Leben und gedeihen – dank totem Holz
In Siedlungsgebieten wird der Lebensraum für Pflanzen und Tiere kleiner, es fehlt an Nahrung und natürlichen Unterschlüpfen. Der «Naturgarten-Lehrpfad» will aufzeigen, wie jeder und jede durch naturnahe Gärten die Biodiversität vor der eigenen Tür fördern kann.

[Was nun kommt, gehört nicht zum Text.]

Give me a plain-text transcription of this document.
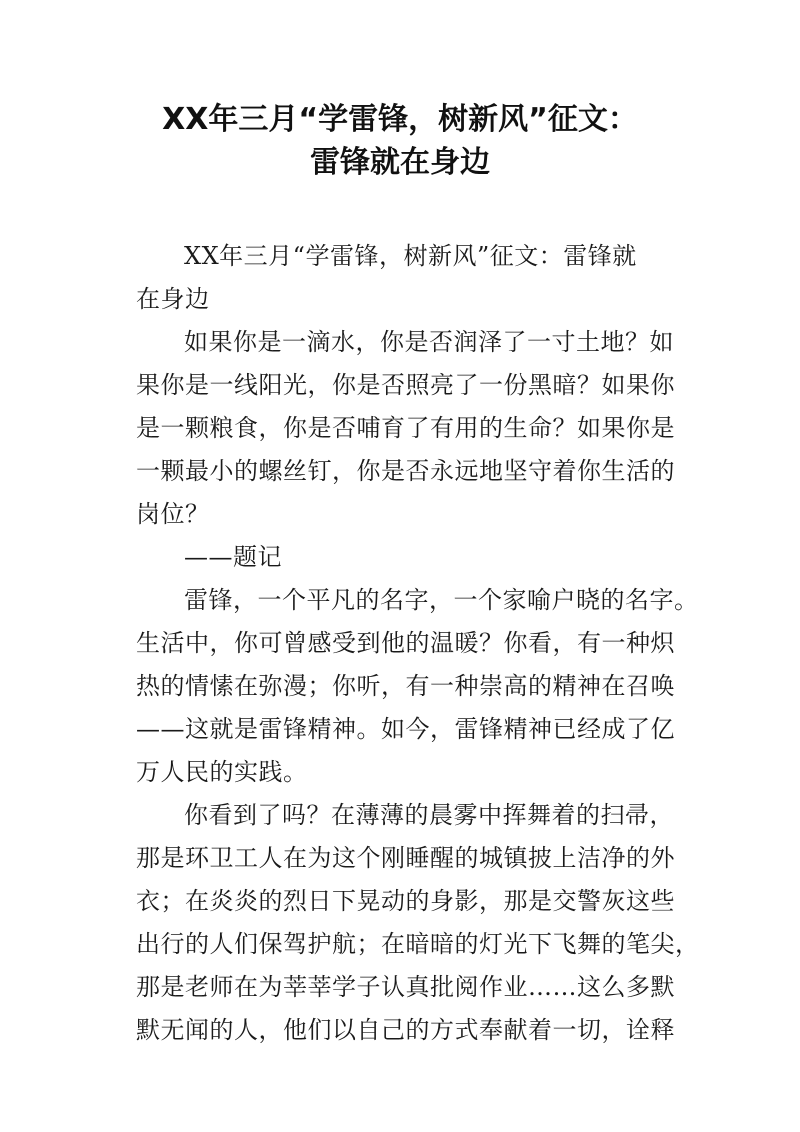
XX年三月“学雷锋，树新风”征文：
雷锋就在身边
XX年三月“学雷锋，树新风”征文：雷锋就
在身边
如果你是一滴水，你是否润泽了一寸土地？如
果你是一线阳光，你是否照亮了一份黑暗？如果你
是一颗粮食，你是否哺育了有用的生命？如果你是
一颗最小的螺丝钉，你是否永远地坚守着你生活的
岗位？
——题记
雷锋，一个平凡的名字，一个家喻户晓的名字。
生活中，你可曾感受到他的温暖？你看，有一种炽
热的情愫在弥漫；你听，有一种崇高的精神在召唤
——这就是雷锋精神。如今，雷锋精神已经成了亿
万人民的实践。
你看到了吗？在薄薄的晨雾中挥舞着的扫帚，
那是环卫工人在为这个刚睡醒的城镇披上洁净的外
衣；在炎炎的烈日下晃动的身影，那是交警灰这些
出行的人们保驾护航；在暗暗的灯光下飞舞的笔尖，
那是老师在为莘莘学子认真批阅作业……这么多默
默无闻的人，他们以自己的方式奉献着一切，诠释
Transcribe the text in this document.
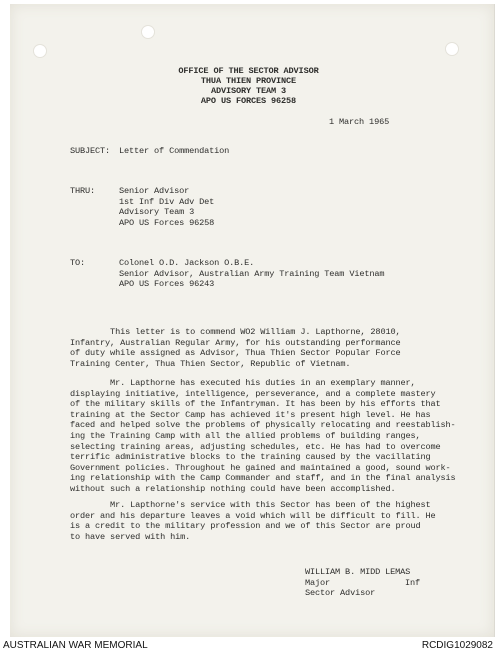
OFFICE OF THE SECTOR ADVISOR
THUA THIEN PROVINCE
ADVISORY TEAM 3
APO US FORCES 96258
1 March 1965
SUBJECT: Letter of Commendation
THRU:	Senior Advisor
1st Inf Div Adv Det
Advisory Team 3
APO US Forces 96258
TO:	Colonel O.D. Jackson O.B.E.
Senior Advisor, Australian Army Training Team Vietnam
APO US Forces 96243

This letter is to commend WO2 William J. Lapthorne, 28010,

Infantry, Australian Regular Army, for his outstanding performance

of duty while assigned as Advisor, Thua Thien Sector Popular Force

Training Center, Thua Thien Sector, Republic of Vietnam.

Mr. Lapthorne has executed his duties in an exemplary manner,

displaying initiative, intelligence, perseverance, and a complete mastery

of the military skills of the Infantryman. It has been by his efforts that

training at the Sector Camp has achieved it's present high level. He has

faced and helped solve the problems of physically relocating and reestablish-

ing the Training Camp with all the allied problems of building ranges,

selecting training areas, adjusting schedules, etc. He has had to overcome

terrific administrative blocks to the training caused by the vacillating

Government policies. Throughout he gained and maintained a good, sound work-

ing relationship with the Camp Commander and staff, and in the final analysis

without such a relationship nothing could have been accomplished.

Mr. Lapthorne's service with this Sector has been of the highest

order and his departure leaves a void which will be difficult to fill. He

is a credit to the military profession and we of this Sector are proud

to have served with him.

WILLIAM B. MIDD LEMAS
Major	Inf
Sector Advisor
AUSTRALIAN WAR MEMORIAL	RCDIG1029082
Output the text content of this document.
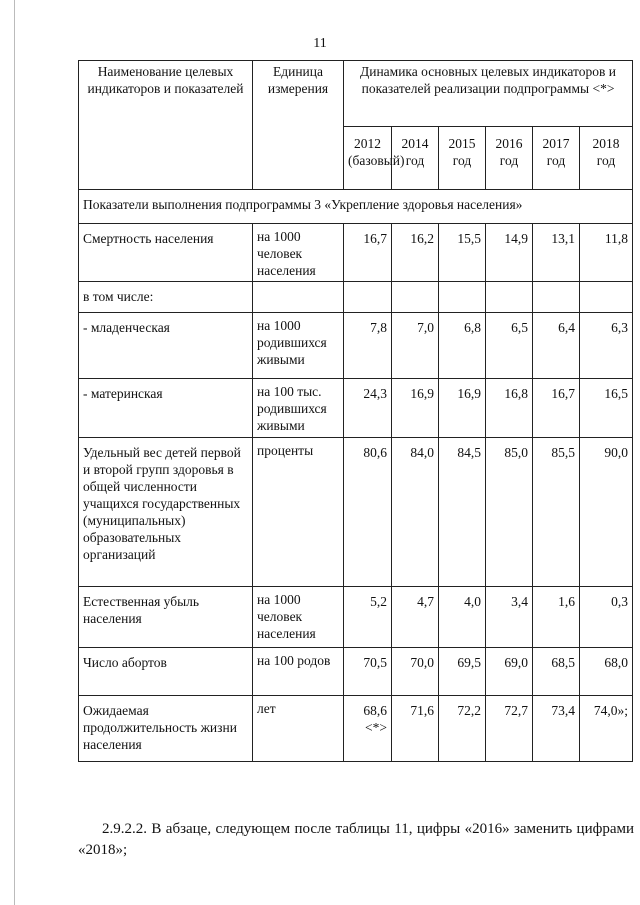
11
Наименование целевых индикаторов и показателей	Единица измерения	Динамика основных целевых индикаторов и показателей реализации подпрограммы <*>					
		2012 (базовый)	2014 год	2015 год	2016 год	2017 год	2018 год
Показатели выполнения подпрограммы 3 «Укрепление здоровья населения»							
Смертность населения	на 1000 человек населения	16,7	16,2	15,5	14,9	13,1	11,8
в том числе:							
- младенческая	на 1000 родившихся живыми	7,8	7,0	6,8	6,5	6,4	6,3
- материнская	на 100 тыс. родившихся живыми	24,3	16,9	16,9	16,8	16,7	16,5
Удельный вес детей первой и второй групп здоровья в общей численности учащихся государственных (муниципальных) образовательных организаций	проценты	80,6	84,0	84,5	85,0	85,5	90,0
Естественная убыль населения	на 1000 человек населения	5,2	4,7	4,0	3,4	1,6	0,3
Число абортов	на 100 родов	70,5	70,0	69,5	69,0	68,5	68,0
Ожидаемая продолжительность жизни населения	лет	68,6 <*>	71,6	72,2	72,7	73,4	74,0»;
2.9.2.2. В абзаце, следующем после таблицы 11, цифры «2016» заменить цифрами «2018»;
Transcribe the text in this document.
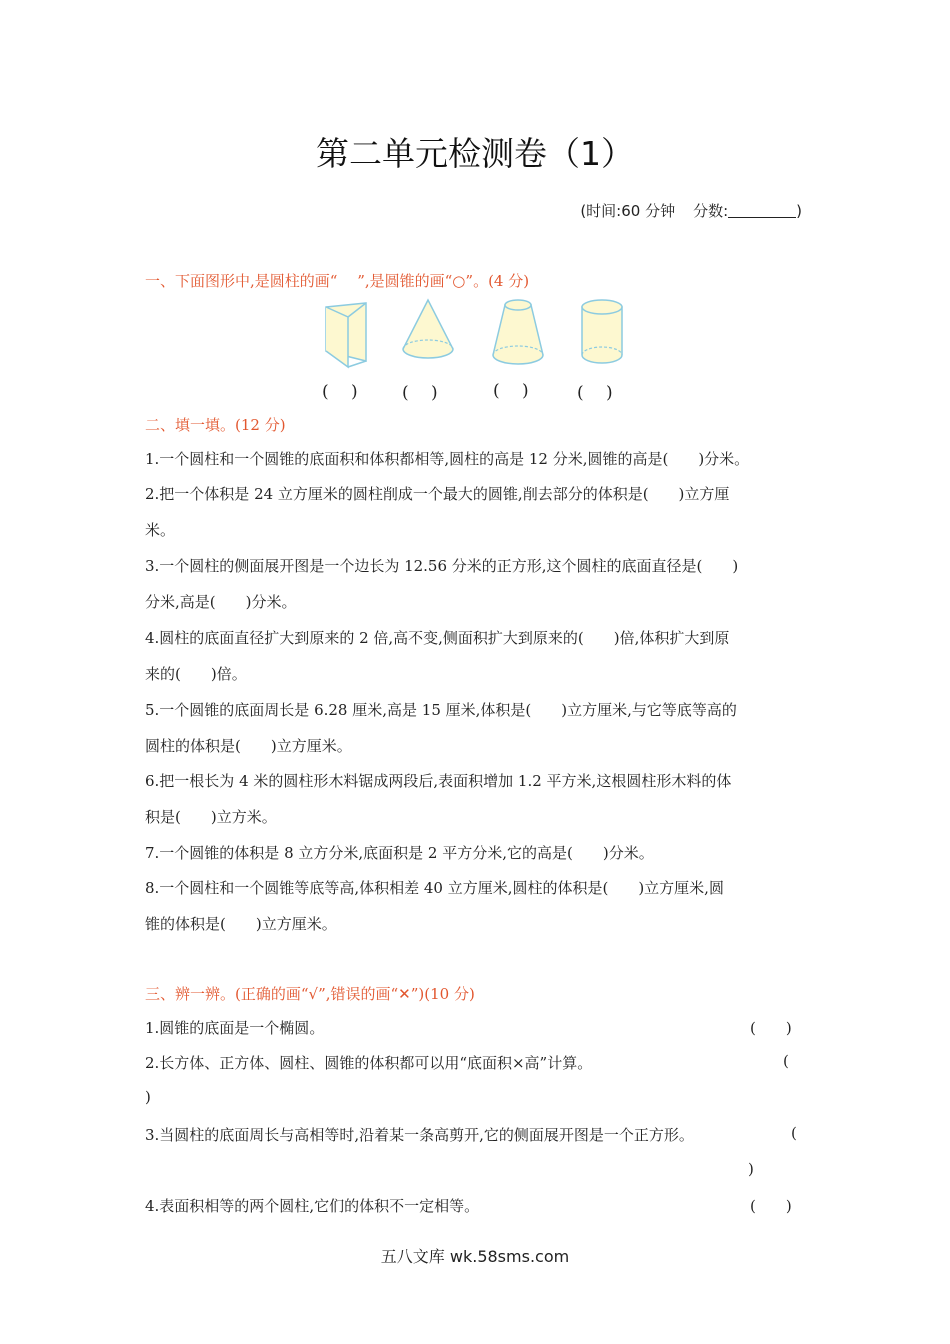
第二单元检测卷（1）
(时间:60 分钟 分数:	)
一、下面图形中,是圆柱的画“　 ”,是圆锥的画“○”。(4 分)
(　 )	(　 )	(　 )	(　 )
二、填一填。(12 分)
1.一个圆柱和一个圆锥的底面积和体积都相等,圆柱的高是 12 分米,圆锥的高是(　　)分米。
2.把一个体积是 24 立方厘米的圆柱削成一个最大的圆锥,削去部分的体积是(　　)立方厘
米。
3.一个圆柱的侧面展开图是一个边长为 12.56 分米的正方形,这个圆柱的底面直径是(　　)
分米,高是(　　)分米。
4.圆柱的底面直径扩大到原来的 2 倍,高不变,侧面积扩大到原来的(　　)倍,体积扩大到原
来的(　　)倍。
5.一个圆锥的底面周长是 6.28 厘米,高是 15 厘米,体积是(　　)立方厘米,与它等底等高的
圆柱的体积是(　　)立方厘米。
6.把一根长为 4 米的圆柱形木料锯成两段后,表面积增加 1.2 平方米,这根圆柱形木料的体
积是(　　)立方米。
7.一个圆锥的体积是 8 立方分米,底面积是 2 平方分米,它的高是(　　)分米。
8.一个圆柱和一个圆锥等底等高,体积相差 40 立方厘米,圆柱的体积是(　　)立方厘米,圆
锥的体积是(　　)立方厘米。
三、辨一辨。(正确的画“√”,错误的画“✕”)(10 分)
1.圆锥的底面是一个椭圆。	(　　)
2.长方体、正方体、圆柱、圆锥的体积都可以用“底面积×高”计算。	(
)
3.当圆柱的底面周长与高相等时,沿着某一条高剪开,它的侧面展开图是一个正方形。	(
)
4.表面积相等的两个圆柱,它们的体积不一定相等。	(　　)
五八文库 wk.58sms.com
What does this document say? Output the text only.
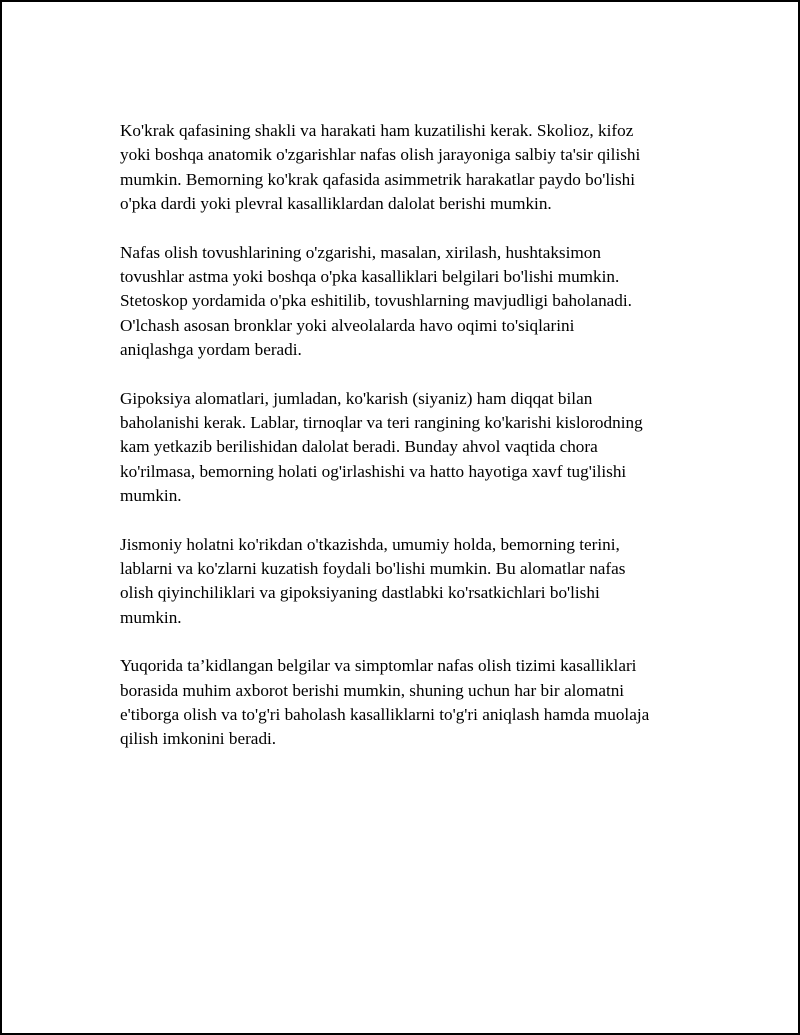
Ko'krak qafasining shakli va harakati ham kuzatilishi kerak. Skolioz, kifoz
yoki boshqa anatomik o'zgarishlar nafas olish jarayoniga salbiy ta'sir qilishi
mumkin. Bemorning ko'krak qafasida asimmetrik harakatlar paydo bo'lishi
o'pka dardi yoki plevral kasalliklardan dalolat berishi mumkin.

Nafas olish tovushlarining o'zgarishi, masalan, xirilash, hushtaksimon
tovushlar astma yoki boshqa o'pka kasalliklari belgilari bo'lishi mumkin.
Stetoskop yordamida o'pka eshitilib, tovushlarning mavjudligi baholanadi.
O'lchash asosan bronklar yoki alveolalarda havo oqimi to'siqlarini
aniqlashga yordam beradi.

Gipoksiya alomatlari, jumladan, ko'karish (siyaniz) ham diqqat bilan
baholanishi kerak. Lablar, tirnoqlar va teri rangining ko'karishi kislorodning
kam yetkazib berilishidan dalolat beradi. Bunday ahvol vaqtida chora
ko'rilmasa, bemorning holati og'irlashishi va hatto hayotiga xavf tug'ilishi
mumkin.

Jismoniy holatni ko'rikdan o'tkazishda, umumiy holda, bemorning terini,
lablarni va ko'zlarni kuzatish foydali bo'lishi mumkin. Bu alomatlar nafas
olish qiyinchiliklari va gipoksiyaning dastlabki ko'rsatkichlari bo'lishi
mumkin.

Yuqorida ta’kidlangan belgilar va simptomlar nafas olish tizimi kasalliklari
borasida muhim axborot berishi mumkin, shuning uchun har bir alomatni
e'tiborga olish va to'g'ri baholash kasalliklarni to'g'ri aniqlash hamda muolaja
qilish imkonini beradi.
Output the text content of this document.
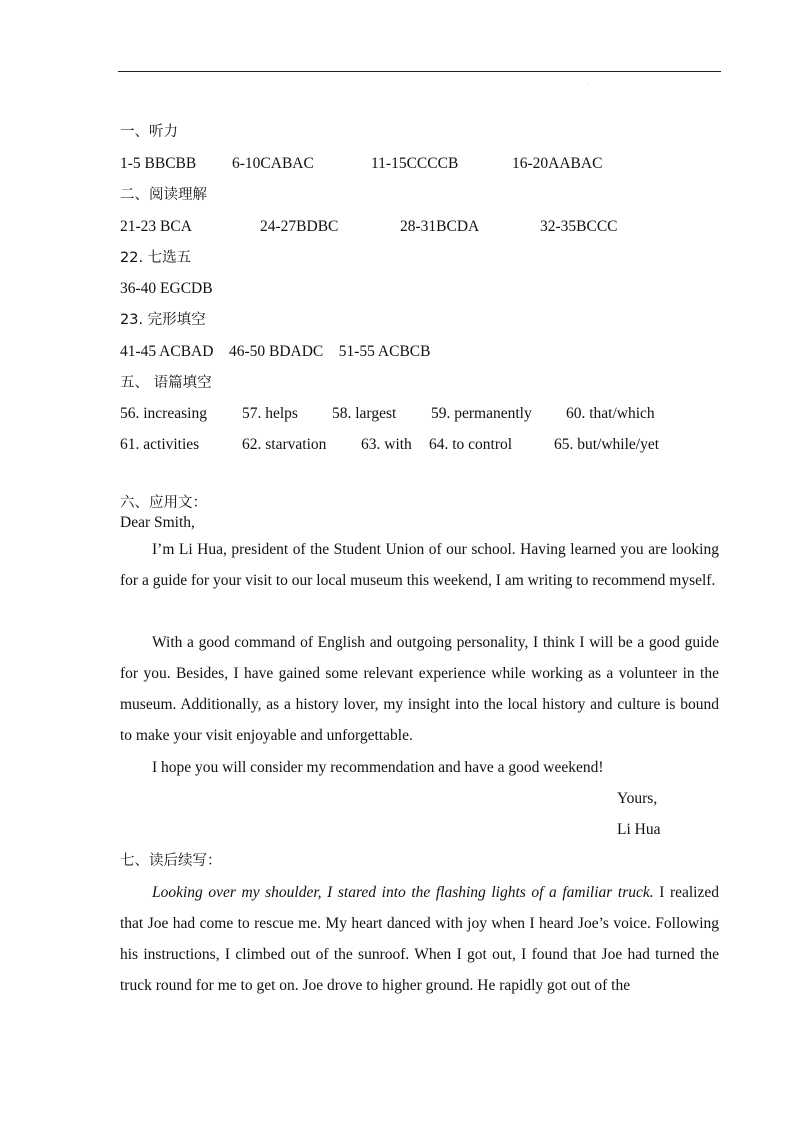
·
一、听力
1-5 BBCBB 6-10CABAC	11-15CCCCB	16-20AABAC
二、阅读理解
21-23 BCA	24-27BDBC	28-31BCDA	32-35BCCC
22. 七选五
36-40 EGCDB
23. 完形填空
41-45 ACBAD    46-50 BDADC    51-55 ACBCB
五、 语篇填空
56. increasing 57. helps 58. largest 59. permanently 60. that/which
61. activities	62. starvation 63. with 64. to control	65. but/while/yet
六、应用文：
Dear Smith,
I’m Li Hua, president of the Student Union of our school. Having learned you are looking for a guide for your visit to our local museum this weekend, I am writing to recommend myself.
With a good command of English and outgoing personality, I think I will be a good guide for you. Besides, I have gained some relevant experience while working as a volunteer in the museum. Additionally, as a history lover, my insight into the local history and culture is bound to make your visit enjoyable and unforgettable.
I hope you will consider my recommendation and have a good weekend!
Yours,
Li Hua
七、读后续写：
Looking over my shoulder, I stared into the flashing lights of a familiar truck. I realized that Joe had come to rescue me. My heart danced with joy when I heard Joe’s voice. Following his instructions, I climbed out of the sunroof. When I got out, I found that Joe had turned the truck round for me to get on. Joe drove to higher ground. He rapidly got out of the
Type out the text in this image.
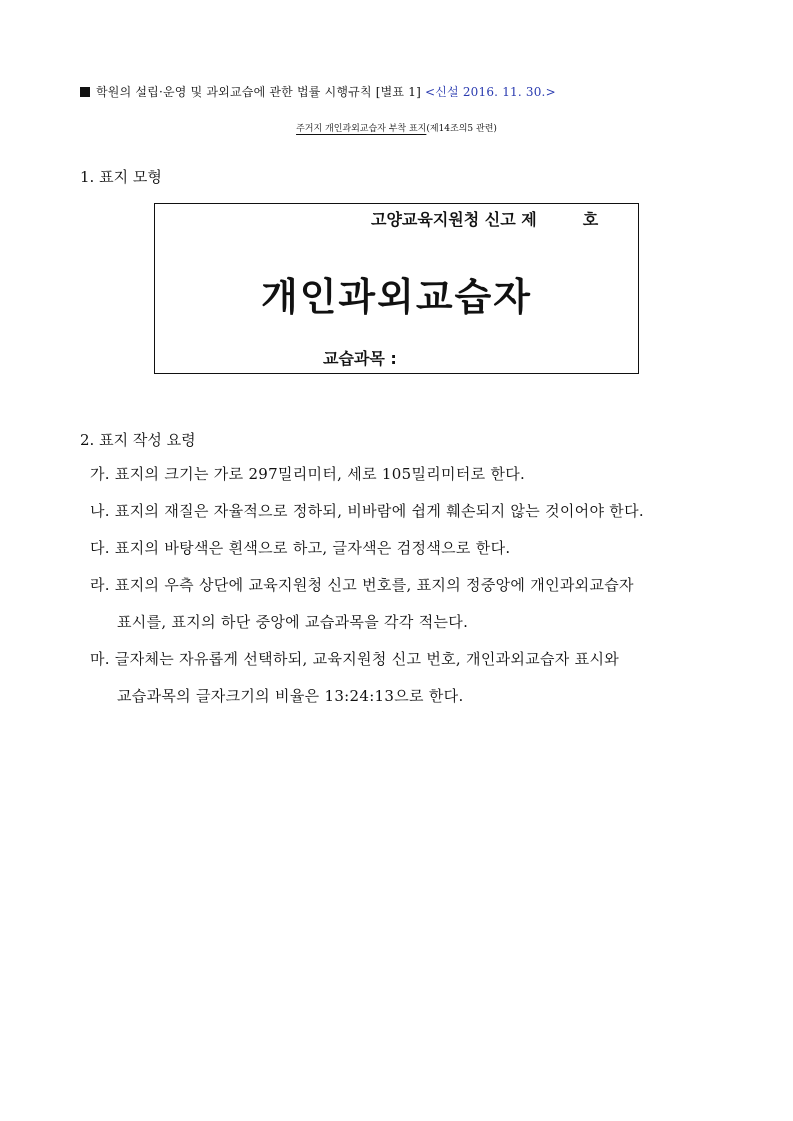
학원의 설립·운영 및 과외교습에 관한 법률 시행규칙 [별표 1] <신설 2016. 11. 30.>
주거지 개인과외교습자 부착 표지(제14조의5 관련)
1. 표지 모형
고양교육지원청 신고 제	호
개인과외교습자
교습과목 :
2. 표지 작성 요령
가. 표지의 크기는 가로 297밀리미터, 세로 105밀리미터로 한다.
나. 표지의 재질은 자율적으로 정하되, 비바람에 쉽게 훼손되지 않는 것이어야 한다.
다. 표지의 바탕색은 흰색으로 하고, 글자색은 검정색으로 한다.
라. 표지의 우측 상단에 교육지원청 신고 번호를, 표지의 정중앙에 개인과외교습자
표시를, 표지의 하단 중앙에 교습과목을 각각 적는다.
마. 글자체는 자유롭게 선택하되, 교육지원청 신고 번호, 개인과외교습자 표시와
교습과목의 글자크기의 비율은 13:24:13으로 한다.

Für Schaffhauser Naturschutzorganisationen ist Biodiversität ein wichtiges Thema. Und so entschieden 2019 «Turdus», WWF, Pro Natura und andere Organisationen, gemeinsam eine Aktion für die Natur in Siedlungsgebieten zu starten – den «Naturgarten-Lehrpfad». Die Eröffnung musste pandemiebedingt warten. Auch das Knospenfest, organisiert von der Stiftung Altra – die Menschen mit Behinderung in die Arbeitswelt integriert –, findet nach zwei Jahren Pause wieder statt. Auf dem Gelände der Biogärtnerei Neubrunn können sich Besucher mit Speis und Trank verwöhnen lassen, Pflanzen erwerben sowie sich an Ständen zahlreicher Naturschutzorganisationen informieren. Die Stände verschwinden nach dem Fest wieder vom Gelände, der «Naturgarten-Lehrpfad» aber bleibt. «Die Idee des Parcours ist, dass Leute, die ihren Garten naturnaher gestalten wollen, aber nicht wissen, wie, sich hier inspirieren lassen können», sagt Vanessa Wirz, Präsidentin von Pro Natura Schaffhausen. Auf dem Parcours wird an verschiedenen Stationen auf Tafeln erklärt, welche Funktion zum Beispiel ein Steinhaufen oder Obstbaum für Tiere und Pflanzen erfüllt. Über das Scannen eines QR-Codes kann man ausserdem zu weiterführenden Informationen gelangen.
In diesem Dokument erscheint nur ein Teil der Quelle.